Now you need to calculate the balance of this loan at 10 years. The balance, B, is given by the following eqaution:
B = L(1 + r)^t - p/r*((1 + r)^t - 1)
Where:
r = 0.007 ---> (.084/12)
L = $127,262.85 ( $149,721.00*.85 ---> Amount after 15% down)
t = 120 (10 years * 12 months/year)
p = $969.54 (as calculated previously)
After 10 years the balance of the loan is $112,539.90 and there are 240 payments left. So this person will have to make 240 payments of $969.54. This means this person will pay $232,688.72 (240 * $969.54) over the next 20 years, but only $112,539.90 is principal (the remaining amount owed). So that means that the difference of $232,688.72 and $112,539.90 is the amount of interest this person will pay over the next 20 years. The amount of interest they will pay is $120,148.81 ($232,688.72 - $112,539.90).
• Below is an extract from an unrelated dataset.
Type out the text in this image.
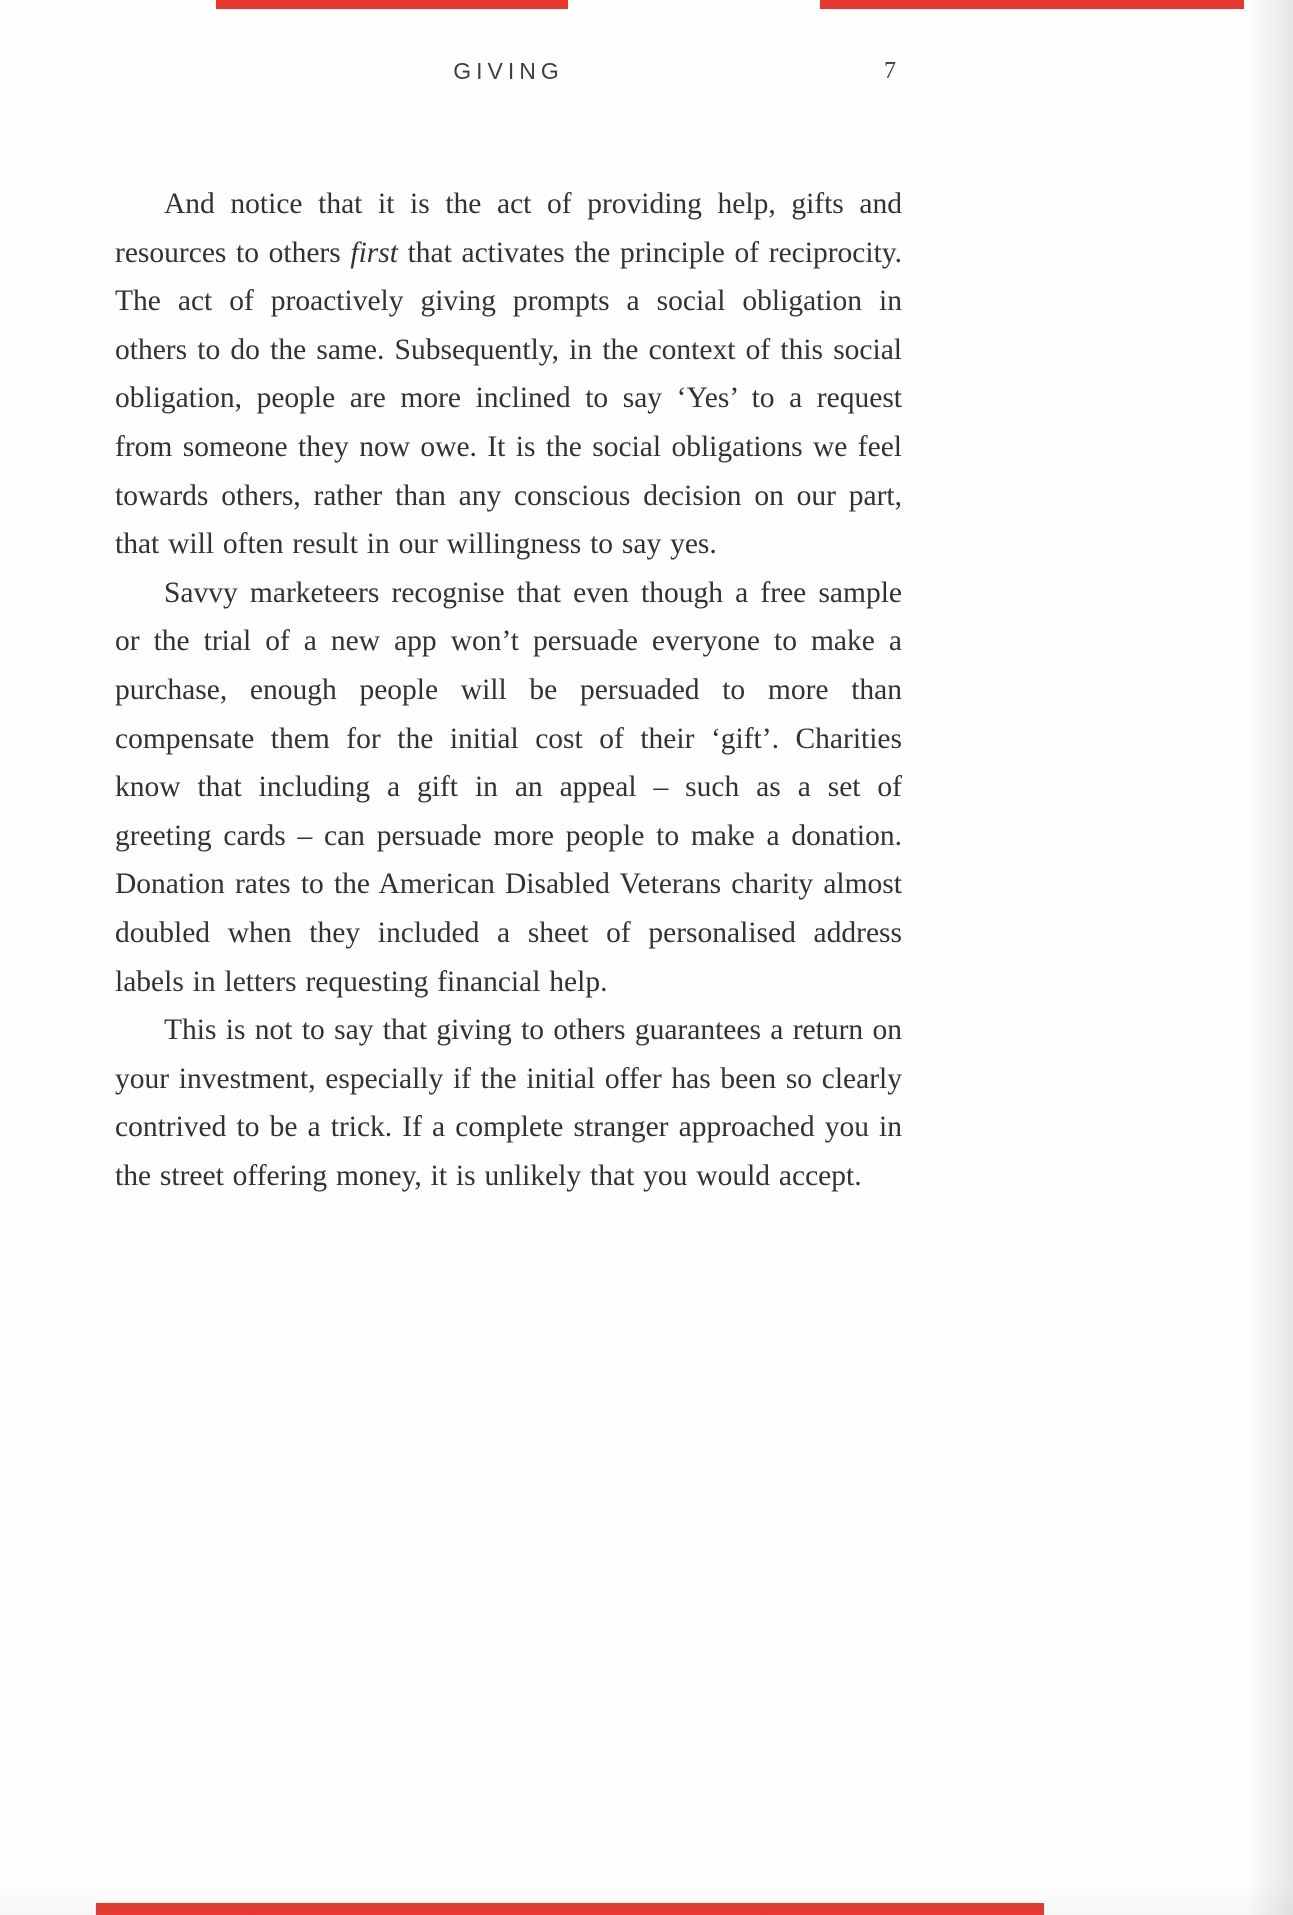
GIVING	7

And notice that it is the act of providing help, gifts and resources to others first that activates the principle of reciprocity. The act of proactively giving prompts a social obligation in others to do the same. Subsequently, in the context of this social obligation, people are more inclined to say ‘Yes’ to a request from someone they now owe. It is the social obligations we feel towards others, rather than any conscious decision on our part, that will often result in our willingness to say yes.

Savvy marketeers recognise that even though a free sample or the trial of a new app won’t persuade everyone to make a purchase, enough people will be persuaded to more than compensate them for the initial cost of their ‘gift’. Charities know that including a gift in an appeal – such as a set of greeting cards – can persuade more people to make a donation. Donation rates to the American Disabled Veterans charity almost doubled when they included a sheet of personalised address labels in letters requesting financial help.

This is not to say that giving to others guarantees a return on your investment, especially if the initial offer has been so clearly contrived to be a trick. If a complete stranger approached you in the street offering money, it is unlikely that you would accept.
Now calculate the payment on a 15 year mortgage using the payment formula above and the following amounts:
L = $112,539.90 (the remaining balance on the mortgage after 10 years)
r = 0.0045 (.054/12)
t = 180 (15 years * 12 months/year)
You should get a payment of $913.58 for the 15 year loan. Again, the person will make 180 payments of $913.58 for a total of $164,445.09 (180 * $913.58). But only $112,539.90 of that amount is principal, the rest is interest. The total amount of interest paid on the 15 year mortgage is $51,905.19 ($164,445.09 - $112,539.90).
Now to calculate the interest savings, subtract the 2 interest amounts.
$120,148.81 - $51,905.19 = $68,243.62
This means that the person would save $68,243.62 by switching to the 15 year mortgage.